There’s an old saying that inflation is always and everywhere a monetary phenomenon.
Whether that’s completely true or not is (ahem) not universally agreed, but it’s certainly mostly true most of the time.
A deserted island with nothing but a few trade-addicted residents, 10 coconuts and $100 in cash is likely to see an average price of $10 per coconut.
Double the money supply? Expect an average of $20 for a coconut.

The US money supply (broad Divisia M4) exploded starting around April 2020, when year-on-year CPI inflation was still 1.5%.
The year on year money supply growth was then over 20% for a year, peaking at over 30%.
Then, with a somewhat predictable lag, headline inflation started accelerating.

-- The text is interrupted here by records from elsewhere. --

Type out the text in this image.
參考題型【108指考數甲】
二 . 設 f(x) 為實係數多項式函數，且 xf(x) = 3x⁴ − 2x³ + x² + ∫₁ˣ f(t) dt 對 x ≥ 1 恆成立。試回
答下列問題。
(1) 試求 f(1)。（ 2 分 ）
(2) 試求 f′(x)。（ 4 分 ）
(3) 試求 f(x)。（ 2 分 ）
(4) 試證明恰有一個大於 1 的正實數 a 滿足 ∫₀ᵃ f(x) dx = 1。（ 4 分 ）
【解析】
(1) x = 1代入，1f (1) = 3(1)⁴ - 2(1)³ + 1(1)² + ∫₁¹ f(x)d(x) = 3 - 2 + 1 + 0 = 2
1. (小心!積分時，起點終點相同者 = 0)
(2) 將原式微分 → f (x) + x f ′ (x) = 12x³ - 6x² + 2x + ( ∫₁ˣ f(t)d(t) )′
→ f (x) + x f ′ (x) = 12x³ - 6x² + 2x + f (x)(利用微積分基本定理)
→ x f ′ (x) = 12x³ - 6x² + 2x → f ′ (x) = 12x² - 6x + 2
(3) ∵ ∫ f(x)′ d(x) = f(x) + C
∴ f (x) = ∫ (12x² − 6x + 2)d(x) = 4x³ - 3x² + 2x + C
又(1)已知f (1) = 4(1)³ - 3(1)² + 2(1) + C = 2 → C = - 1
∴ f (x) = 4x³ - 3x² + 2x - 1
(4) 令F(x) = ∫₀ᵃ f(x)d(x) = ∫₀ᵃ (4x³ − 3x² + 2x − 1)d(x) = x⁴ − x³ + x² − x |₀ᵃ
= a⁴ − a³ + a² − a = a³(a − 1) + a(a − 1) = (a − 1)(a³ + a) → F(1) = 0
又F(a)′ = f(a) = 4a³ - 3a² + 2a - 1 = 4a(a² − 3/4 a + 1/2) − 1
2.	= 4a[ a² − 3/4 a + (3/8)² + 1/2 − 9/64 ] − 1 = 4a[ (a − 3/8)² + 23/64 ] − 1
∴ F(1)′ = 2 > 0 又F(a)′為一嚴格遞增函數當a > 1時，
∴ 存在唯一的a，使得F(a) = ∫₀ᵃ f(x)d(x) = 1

The interesting observation is this: the money supply growth spike is long gone.
The six month rate of change, annualized, is -0.3%.
The one year rate of change is +2.3%.
The two year rate of change is +3.4%/year.
The year-on-year rate of growth has been under 4% for over two years.

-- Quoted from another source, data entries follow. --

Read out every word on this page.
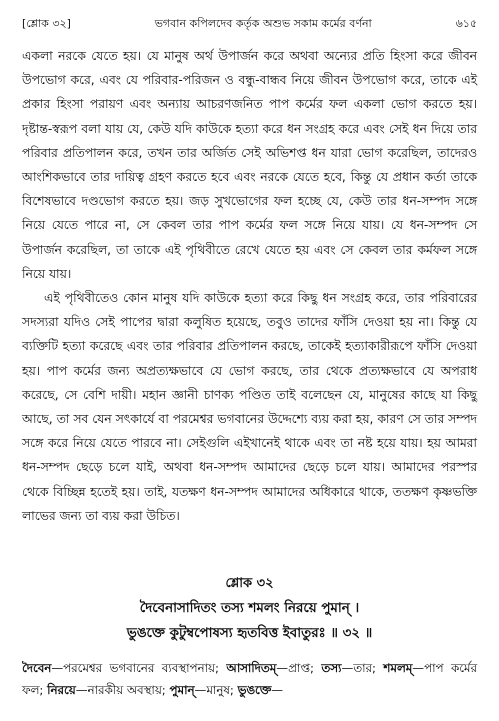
[শ্লোক ৩২]	ভগবান কপিলদেব কর্তৃক অশুভ সকাম কর্মের বর্ণনা	৬১৫

একলা নরকে যেতে হয়। যে মানুষ অর্থ উপার্জন করে অথবা অন্যের প্রতি হিংসা করে জীবন উপভোগ করে, এবং যে পরিবার-পরিজন ও বন্ধু-বান্ধব নিয়ে জীবন উপভোগ করে, তাকে এই প্রকার হিংসা পরায়ণ এবং অন্যায় আচরণজনিত পাপ কর্মের ফল একলা ভোগ করতে হয়। দৃষ্টান্ত-স্বরূপ বলা যায় যে, কেউ যদি কাউকে হত্যা করে ধন সংগ্রহ করে এবং সেই ধন দিয়ে তার পরিবার প্রতিপালন করে, তখন তার অর্জিত সেই অভিশপ্ত ধন যারা ভোগ করেছিল, তাদেরও আংশিকভাবে তার দায়িত্ব গ্রহণ করতে হবে এবং নরকে যেতে হবে, কিন্তু যে প্রধান কর্তা তাকে বিশেষভাবে দণ্ডভোগ করতে হয়। জড় সুখভোগের ফল হচ্ছে যে, কেউ তার ধন-সম্পদ সঙ্গে নিয়ে যেতে পারে না, সে কেবল তার পাপ কর্মের ফল সঙ্গে নিয়ে যায়। যে ধন-সম্পদ সে উপার্জন করেছিল, তা তাকে এই পৃথিবীতে রেখে যেতে হয় এবং সে কেবল তার কর্মফল সঙ্গে নিয়ে যায়।

এই পৃথিবীতেও কোন মানুষ যদি কাউকে হত্যা করে কিছু ধন সংগ্রহ করে, তার পরিবারের সদস্যরা যদিও সেই পাপের দ্বারা কলুষিত হয়েছে, তবুও তাদের ফাঁসি দেওয়া হয় না। কিন্তু যে ব্যক্তিটি হত্যা করেছে এবং তার পরিবার প্রতিপালন করছে, তাকেই হত্যাকারীরূপে ফাঁসি দেওয়া হয়। পাপ কর্মের জন্য অপ্রত্যক্ষভাবে যে ভোগ করছে, তার থেকে প্রত্যক্ষভাবে যে অপরাধ করেছে, সে বেশি দায়ী। মহান জ্ঞানী চাণক্য পণ্ডিত তাই বলেছেন যে, মানুষের কাছে যা কিছু আছে, তা সব যেন সৎকার্যে বা পরমেশ্বর ভগবানের উদ্দেশ্যে ব্যয় করা হয়, কারণ সে তার সম্পদ সঙ্গে করে নিয়ে যেতে পারবে না। সেইগুলি এইখানেই থাকে এবং তা নষ্ট হয়ে যায়। হয় আমরা ধন-সম্পদ ছেড়ে চলে যাই, অথবা ধন-সম্পদ আমাদের ছেড়ে চলে যায়। আমাদের পরস্পর থেকে বিচ্ছিন্ন হতেই হয়। তাই, যতক্ষণ ধন-সম্পদ আমাদের অধিকারে থাকে, ততক্ষণ কৃষ্ণভক্তি লাভের জন্য তা ব্যয় করা উচিত।

শ্লোক ৩২
দৈবেনাসাদিতং তস্য শমলং নিরয়ে পুমান্ ।
ভুঙক্তে কুটুম্বপোষস্য হৃতবিত্ত ইবাতুরঃ ॥ ৩২ ॥
দৈবেন—পরমেশ্বর ভগবানের ব্যবস্থাপনায়; আসাদিতম্—প্রাপ্ত; তস্য—তার; শমলম্—পাপ কর্মের ফল; নিরয়ে—নারকীয় অবস্থায়; পুমান্—মানুষ; ভুঙক্তে—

It remains faintly possible that the currently discredited notion that the inflation spike was/is transitory remains a possibility.
Who knows?
Barring any additional evidence to the contrary, I expect the year-on-year rate to settle back to a much more modest level soon, maybe within the next 18 months.
Not as low as it was, but much lower than the recent figures would suggest.
As a wild guess, I’m thinking maybe 4% or 4.5% will seem normal in a couple of years, give or take.
I’ll be wrong, but I try to pick the number that makes it a 50/50 chance of being wrong one way versus the other.

This number matters to me primarily when I am estimating the implied real interest rate built into a call option.
Conservatism means picking the lowest plausible assumption for the rate of inflation.